20. In beroep heeft eiser opgemerkt dat bij de berekening van het maatmanloon alleen is uitgegaan van het laatste salaris dat eiser heeft ontvangen bij zijn laatste werkgever en ook van het aantal uren dat hij daar gewerkt heeft tot aan zijn arbeidsongeschiktheid. De arbeidsdeskundige heeft niets vermeld over het aantal uren dat hij in het jaar voorafgaand aan zijn ziekmelding bij andere werkgevers heeft gewerkt en de verdiensten daarbij.

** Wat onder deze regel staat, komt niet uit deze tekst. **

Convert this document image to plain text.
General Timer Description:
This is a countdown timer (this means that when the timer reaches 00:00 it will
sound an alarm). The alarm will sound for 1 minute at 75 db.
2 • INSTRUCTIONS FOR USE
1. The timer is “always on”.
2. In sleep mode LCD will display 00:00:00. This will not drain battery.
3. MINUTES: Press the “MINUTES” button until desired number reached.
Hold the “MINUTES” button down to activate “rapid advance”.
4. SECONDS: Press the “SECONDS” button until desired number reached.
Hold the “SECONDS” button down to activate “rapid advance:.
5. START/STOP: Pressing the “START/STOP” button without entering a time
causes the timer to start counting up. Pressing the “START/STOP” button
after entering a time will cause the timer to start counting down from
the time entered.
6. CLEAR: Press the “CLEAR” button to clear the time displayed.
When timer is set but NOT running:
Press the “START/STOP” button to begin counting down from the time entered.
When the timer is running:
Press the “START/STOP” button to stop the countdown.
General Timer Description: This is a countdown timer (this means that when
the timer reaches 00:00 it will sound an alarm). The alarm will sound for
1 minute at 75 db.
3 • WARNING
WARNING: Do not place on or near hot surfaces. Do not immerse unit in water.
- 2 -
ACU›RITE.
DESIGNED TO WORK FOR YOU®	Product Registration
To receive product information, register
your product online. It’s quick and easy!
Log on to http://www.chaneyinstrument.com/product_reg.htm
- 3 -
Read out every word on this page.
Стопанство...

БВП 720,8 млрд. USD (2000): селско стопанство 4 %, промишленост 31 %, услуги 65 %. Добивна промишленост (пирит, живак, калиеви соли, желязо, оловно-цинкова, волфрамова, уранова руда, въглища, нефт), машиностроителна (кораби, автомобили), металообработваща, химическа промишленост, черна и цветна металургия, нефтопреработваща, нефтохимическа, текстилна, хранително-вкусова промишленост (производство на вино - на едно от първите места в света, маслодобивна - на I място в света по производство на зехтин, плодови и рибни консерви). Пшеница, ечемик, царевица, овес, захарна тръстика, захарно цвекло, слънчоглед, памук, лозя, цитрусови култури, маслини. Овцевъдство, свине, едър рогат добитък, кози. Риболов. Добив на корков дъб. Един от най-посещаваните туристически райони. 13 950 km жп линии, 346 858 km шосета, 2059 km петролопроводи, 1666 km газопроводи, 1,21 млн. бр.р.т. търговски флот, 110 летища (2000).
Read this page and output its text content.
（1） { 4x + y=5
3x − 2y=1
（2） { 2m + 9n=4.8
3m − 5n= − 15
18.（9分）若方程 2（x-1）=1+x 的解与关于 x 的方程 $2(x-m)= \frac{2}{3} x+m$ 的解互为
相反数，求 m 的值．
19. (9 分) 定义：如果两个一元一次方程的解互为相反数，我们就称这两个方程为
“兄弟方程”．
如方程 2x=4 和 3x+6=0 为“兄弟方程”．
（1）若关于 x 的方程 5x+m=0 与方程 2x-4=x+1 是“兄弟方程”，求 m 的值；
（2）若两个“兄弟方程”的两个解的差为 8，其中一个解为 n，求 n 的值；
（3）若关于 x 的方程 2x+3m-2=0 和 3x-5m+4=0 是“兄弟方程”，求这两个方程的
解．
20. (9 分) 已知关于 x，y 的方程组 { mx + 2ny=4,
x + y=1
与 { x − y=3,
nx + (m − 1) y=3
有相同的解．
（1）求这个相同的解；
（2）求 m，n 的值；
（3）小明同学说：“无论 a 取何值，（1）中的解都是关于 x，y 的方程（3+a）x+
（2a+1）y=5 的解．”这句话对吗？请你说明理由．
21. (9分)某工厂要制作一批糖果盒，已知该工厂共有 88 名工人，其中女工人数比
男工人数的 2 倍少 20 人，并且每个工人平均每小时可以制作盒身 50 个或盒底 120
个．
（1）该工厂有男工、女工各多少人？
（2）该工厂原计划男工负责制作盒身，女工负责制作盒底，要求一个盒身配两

21. Het UWV heeft toegelicht dat volgens vaste rechtspraak van de Centrale Raad van Beroep bij de vaststelling van de maatmanfunctie moet worden uitgegaan van de feitelijk laatstelijk verrichte arbeid voor het intreden van de arbeidsongeschiktheid.Alleen bij bijzondere omstandigheden kan van dit uitgangspunt worden afgeweken. In de beroepsprocedure zijn aanvullende gegevens van eiser opgevraagd. Hierop is geen reactie ontvangen. Het UWV heeft dan ook niet kunnen vaststellen of er bijzondere omstandigheden van toepassing waren. De rechtbank kan deze motivering volgen. Eiser heeft niet aannemelijk gemaakt dat het UWV het maatmanloon onjuist heeft vastgesteld.
22.
De arbeidsdeskundige bezwaar en beroep heeft berekend dat eiser op
30 september 2020 met de middelste van de geduide functies 66,92% kan verdienen van het loon dat hij voorheen verdiende als schilder, zodat eiser voor de overige 33,08% arbeidsongeschikt is.